Many hackers are taking advantage of the huge popularity of the ChatGPT AI chatbot as a way to lure their victims.
Guardio Labs, which specializes in digital security solutions, said it found a fake Chrome extension that claims to incorporate ChatGPT answers into Google search results, when in reality the extension hacks into victims’ Facebook accounts.
The fake extension exploits the Chrome Extensions API to steal active cookies for Facebook accounts and send their data to attackers’ servers. Once in possession of that data, hackers can access Facebook accounts, change account information, and turn victims’ profiles into fake ones that are used to spread malicious ads and extremist propaganda.
The company said the attackers took advantage of the chatbot’s huge popularity to lure their victims. The attackers worked to spread the malicious addition through advertisements that appeared to those looking for “ChatGPT 4” inviting them to try the latest version of it.
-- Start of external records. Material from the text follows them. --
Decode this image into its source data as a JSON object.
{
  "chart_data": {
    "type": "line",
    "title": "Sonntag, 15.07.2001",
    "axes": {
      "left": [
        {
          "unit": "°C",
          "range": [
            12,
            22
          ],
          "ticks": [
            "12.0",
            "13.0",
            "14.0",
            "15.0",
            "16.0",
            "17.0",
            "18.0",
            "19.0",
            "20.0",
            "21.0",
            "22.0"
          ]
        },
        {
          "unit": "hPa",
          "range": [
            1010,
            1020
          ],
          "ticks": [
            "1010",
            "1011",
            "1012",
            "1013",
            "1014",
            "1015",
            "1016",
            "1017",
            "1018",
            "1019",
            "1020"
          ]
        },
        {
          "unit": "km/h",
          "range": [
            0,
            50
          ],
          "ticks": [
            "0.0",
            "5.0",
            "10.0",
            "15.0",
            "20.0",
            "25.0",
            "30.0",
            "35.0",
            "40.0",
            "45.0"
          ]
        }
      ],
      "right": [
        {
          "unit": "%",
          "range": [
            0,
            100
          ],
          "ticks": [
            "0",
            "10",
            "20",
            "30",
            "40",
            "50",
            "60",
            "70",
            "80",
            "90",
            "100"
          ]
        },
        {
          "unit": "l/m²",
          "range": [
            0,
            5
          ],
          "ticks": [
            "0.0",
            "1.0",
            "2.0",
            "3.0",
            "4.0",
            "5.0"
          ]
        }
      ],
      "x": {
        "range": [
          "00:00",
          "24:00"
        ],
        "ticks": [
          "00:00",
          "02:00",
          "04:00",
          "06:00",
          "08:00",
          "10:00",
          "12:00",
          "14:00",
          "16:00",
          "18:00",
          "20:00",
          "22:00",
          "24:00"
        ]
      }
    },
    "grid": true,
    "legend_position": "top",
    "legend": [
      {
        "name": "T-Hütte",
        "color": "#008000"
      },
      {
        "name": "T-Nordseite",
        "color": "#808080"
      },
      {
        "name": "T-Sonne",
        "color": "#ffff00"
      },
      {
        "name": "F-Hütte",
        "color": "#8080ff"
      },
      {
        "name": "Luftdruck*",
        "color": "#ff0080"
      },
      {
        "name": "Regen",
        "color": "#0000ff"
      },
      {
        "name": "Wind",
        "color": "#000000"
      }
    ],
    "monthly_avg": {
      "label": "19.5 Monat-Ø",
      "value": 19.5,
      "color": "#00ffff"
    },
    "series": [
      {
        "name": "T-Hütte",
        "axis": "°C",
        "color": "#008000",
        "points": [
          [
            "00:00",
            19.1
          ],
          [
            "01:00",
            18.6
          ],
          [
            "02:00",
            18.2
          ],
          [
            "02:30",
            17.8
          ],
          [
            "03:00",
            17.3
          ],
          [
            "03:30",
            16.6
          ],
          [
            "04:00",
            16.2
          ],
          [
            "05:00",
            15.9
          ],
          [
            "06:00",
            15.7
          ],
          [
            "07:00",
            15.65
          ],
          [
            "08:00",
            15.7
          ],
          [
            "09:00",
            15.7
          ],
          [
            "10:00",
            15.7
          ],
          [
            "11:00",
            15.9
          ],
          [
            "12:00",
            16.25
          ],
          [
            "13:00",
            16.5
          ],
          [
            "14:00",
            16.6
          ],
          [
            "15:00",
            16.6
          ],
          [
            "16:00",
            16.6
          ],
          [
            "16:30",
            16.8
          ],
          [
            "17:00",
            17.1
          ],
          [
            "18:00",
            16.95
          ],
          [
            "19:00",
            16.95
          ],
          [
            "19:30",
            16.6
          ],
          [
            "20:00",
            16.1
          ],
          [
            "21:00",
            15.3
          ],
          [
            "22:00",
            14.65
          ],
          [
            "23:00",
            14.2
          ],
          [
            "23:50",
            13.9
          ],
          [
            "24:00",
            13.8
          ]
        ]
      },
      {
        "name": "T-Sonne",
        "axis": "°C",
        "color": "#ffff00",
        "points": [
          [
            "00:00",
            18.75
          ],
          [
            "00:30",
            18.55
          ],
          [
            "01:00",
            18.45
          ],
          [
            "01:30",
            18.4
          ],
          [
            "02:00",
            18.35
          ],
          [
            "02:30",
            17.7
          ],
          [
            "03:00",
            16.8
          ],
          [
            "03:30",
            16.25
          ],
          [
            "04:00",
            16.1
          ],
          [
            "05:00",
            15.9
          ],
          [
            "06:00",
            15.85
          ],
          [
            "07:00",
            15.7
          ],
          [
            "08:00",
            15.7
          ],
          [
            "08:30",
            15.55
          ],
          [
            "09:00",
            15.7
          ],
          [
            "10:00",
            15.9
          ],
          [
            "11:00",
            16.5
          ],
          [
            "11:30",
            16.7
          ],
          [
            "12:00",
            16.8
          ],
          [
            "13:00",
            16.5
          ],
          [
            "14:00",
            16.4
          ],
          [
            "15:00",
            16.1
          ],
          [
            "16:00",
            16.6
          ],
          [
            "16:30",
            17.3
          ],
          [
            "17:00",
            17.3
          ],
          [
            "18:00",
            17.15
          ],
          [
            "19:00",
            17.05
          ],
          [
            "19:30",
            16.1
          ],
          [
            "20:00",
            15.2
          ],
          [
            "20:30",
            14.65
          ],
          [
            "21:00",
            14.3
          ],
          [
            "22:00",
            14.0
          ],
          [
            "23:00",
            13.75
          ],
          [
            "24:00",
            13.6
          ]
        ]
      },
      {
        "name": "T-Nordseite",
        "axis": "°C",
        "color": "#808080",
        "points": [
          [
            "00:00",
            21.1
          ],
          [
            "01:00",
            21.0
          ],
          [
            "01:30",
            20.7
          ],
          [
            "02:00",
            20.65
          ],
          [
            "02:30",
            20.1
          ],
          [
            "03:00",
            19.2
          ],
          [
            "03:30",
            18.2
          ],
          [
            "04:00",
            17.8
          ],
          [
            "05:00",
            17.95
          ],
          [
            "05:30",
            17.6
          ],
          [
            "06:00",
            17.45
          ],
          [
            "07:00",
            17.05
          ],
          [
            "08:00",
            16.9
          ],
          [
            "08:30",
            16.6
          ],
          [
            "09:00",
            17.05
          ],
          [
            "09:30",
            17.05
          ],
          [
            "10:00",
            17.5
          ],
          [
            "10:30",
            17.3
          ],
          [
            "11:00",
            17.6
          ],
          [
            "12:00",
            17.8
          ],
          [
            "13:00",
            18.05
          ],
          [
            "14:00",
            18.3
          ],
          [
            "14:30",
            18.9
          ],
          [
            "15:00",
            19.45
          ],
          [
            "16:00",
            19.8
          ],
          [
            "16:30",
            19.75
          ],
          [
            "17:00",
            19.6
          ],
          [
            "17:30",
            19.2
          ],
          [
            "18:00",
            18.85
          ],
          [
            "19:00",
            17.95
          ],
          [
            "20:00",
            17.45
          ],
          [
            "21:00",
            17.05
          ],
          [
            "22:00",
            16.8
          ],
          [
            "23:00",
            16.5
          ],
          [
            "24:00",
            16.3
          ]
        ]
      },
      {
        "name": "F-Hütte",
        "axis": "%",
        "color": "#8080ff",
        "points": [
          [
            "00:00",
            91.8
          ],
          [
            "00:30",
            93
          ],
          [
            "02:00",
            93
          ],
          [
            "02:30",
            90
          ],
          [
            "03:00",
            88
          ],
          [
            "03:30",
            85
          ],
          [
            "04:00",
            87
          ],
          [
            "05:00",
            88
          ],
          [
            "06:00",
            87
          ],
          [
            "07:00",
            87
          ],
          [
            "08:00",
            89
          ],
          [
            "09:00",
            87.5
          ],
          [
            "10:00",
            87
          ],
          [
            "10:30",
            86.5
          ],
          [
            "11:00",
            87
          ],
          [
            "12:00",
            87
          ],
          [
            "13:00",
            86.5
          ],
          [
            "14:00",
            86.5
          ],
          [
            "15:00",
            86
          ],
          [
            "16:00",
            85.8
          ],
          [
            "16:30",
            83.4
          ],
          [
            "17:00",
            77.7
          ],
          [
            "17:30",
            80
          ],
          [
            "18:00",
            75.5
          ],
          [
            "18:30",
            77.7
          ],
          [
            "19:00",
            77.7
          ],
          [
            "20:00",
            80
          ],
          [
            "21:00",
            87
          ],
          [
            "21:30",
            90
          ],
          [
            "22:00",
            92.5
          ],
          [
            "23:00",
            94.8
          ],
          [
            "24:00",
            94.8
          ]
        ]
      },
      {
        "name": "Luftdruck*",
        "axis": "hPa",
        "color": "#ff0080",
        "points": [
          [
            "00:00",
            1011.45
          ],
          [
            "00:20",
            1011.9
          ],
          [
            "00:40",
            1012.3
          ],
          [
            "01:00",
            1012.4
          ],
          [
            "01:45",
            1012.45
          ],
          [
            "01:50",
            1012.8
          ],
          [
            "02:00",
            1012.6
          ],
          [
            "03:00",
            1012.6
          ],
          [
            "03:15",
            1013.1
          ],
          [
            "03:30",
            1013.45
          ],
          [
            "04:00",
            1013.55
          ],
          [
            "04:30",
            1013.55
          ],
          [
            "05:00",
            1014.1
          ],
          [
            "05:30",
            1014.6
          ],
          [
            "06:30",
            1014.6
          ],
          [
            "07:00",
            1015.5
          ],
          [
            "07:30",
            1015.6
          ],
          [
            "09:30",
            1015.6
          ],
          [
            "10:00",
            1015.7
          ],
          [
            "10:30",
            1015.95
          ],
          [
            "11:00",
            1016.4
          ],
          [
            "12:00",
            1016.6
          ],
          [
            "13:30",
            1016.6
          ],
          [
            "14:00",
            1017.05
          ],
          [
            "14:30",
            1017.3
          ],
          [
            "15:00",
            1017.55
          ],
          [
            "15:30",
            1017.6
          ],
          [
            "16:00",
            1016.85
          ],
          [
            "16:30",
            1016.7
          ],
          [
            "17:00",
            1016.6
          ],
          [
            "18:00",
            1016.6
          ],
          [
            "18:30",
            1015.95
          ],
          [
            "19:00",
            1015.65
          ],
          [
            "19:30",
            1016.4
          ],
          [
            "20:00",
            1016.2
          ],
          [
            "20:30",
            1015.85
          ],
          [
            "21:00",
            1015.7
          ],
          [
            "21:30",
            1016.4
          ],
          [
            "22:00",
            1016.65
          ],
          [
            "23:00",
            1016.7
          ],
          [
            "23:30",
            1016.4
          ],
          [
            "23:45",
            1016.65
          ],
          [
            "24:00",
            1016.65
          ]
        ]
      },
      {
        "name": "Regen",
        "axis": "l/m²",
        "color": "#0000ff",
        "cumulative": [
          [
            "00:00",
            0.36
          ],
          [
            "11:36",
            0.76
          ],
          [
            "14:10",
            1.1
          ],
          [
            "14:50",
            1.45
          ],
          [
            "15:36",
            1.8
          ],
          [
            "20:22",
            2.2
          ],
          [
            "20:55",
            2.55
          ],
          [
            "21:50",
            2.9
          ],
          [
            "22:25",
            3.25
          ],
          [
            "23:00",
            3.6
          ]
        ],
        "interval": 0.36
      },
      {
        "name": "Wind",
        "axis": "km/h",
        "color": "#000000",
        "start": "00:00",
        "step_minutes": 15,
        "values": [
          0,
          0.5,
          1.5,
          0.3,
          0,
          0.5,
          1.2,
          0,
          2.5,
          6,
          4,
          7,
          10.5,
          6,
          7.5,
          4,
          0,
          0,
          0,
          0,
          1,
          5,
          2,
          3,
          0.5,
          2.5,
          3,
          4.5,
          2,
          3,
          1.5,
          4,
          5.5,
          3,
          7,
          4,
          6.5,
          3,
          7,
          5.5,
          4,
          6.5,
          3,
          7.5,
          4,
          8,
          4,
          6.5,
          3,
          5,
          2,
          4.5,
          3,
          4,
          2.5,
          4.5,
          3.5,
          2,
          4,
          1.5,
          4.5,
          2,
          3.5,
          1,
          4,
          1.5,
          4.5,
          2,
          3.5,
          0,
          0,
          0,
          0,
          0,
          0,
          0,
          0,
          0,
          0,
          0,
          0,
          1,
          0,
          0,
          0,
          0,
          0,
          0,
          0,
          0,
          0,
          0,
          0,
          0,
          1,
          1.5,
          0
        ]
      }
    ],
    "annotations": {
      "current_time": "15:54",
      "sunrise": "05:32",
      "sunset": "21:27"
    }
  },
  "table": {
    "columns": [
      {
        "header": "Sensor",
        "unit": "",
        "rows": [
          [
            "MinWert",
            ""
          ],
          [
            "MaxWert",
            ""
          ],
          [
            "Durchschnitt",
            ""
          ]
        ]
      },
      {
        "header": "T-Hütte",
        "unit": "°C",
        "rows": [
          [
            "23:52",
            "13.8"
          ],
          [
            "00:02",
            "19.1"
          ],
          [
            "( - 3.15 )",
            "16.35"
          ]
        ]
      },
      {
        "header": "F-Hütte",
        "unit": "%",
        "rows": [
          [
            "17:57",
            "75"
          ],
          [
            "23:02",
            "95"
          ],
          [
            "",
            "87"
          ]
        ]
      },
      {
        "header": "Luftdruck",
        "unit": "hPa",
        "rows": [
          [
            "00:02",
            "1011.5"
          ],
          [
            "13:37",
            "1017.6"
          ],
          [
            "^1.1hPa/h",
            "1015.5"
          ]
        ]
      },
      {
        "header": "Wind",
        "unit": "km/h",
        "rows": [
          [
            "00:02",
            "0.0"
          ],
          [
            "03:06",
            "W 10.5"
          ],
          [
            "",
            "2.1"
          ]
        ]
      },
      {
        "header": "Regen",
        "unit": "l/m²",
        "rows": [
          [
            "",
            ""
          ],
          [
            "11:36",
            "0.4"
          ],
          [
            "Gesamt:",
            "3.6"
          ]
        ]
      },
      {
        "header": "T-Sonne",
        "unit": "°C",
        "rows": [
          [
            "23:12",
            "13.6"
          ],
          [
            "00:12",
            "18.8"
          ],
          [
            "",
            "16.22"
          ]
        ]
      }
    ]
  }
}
According to the company, the malicious extension has been downloaded more than 9,000 times since it was made available on February 14. She stated that what makes the plugin unquestionable is that it works properly. The attackers developed the malicious add-on based on the source code of a similar legitimate add-on that is available in open source form.
The company added that the extension was still available in the Chrome Web Store between February 14 and March 22, the date that Google removed the extension from its store immediately after its discovery.
Guardio Labs said that this is not the first time it has discovered an add-on targeting ChatGPT seekers, as it had previously revealed a similar add-on that the attackers had posted ads on both Facebook and Google.
The company warned that ChatGPT’s growing popularity makes it an easy target for victims, expected similar attacks to increase, and urged users to beware of downloading any questionable add-ons, especially those promoted through web ads.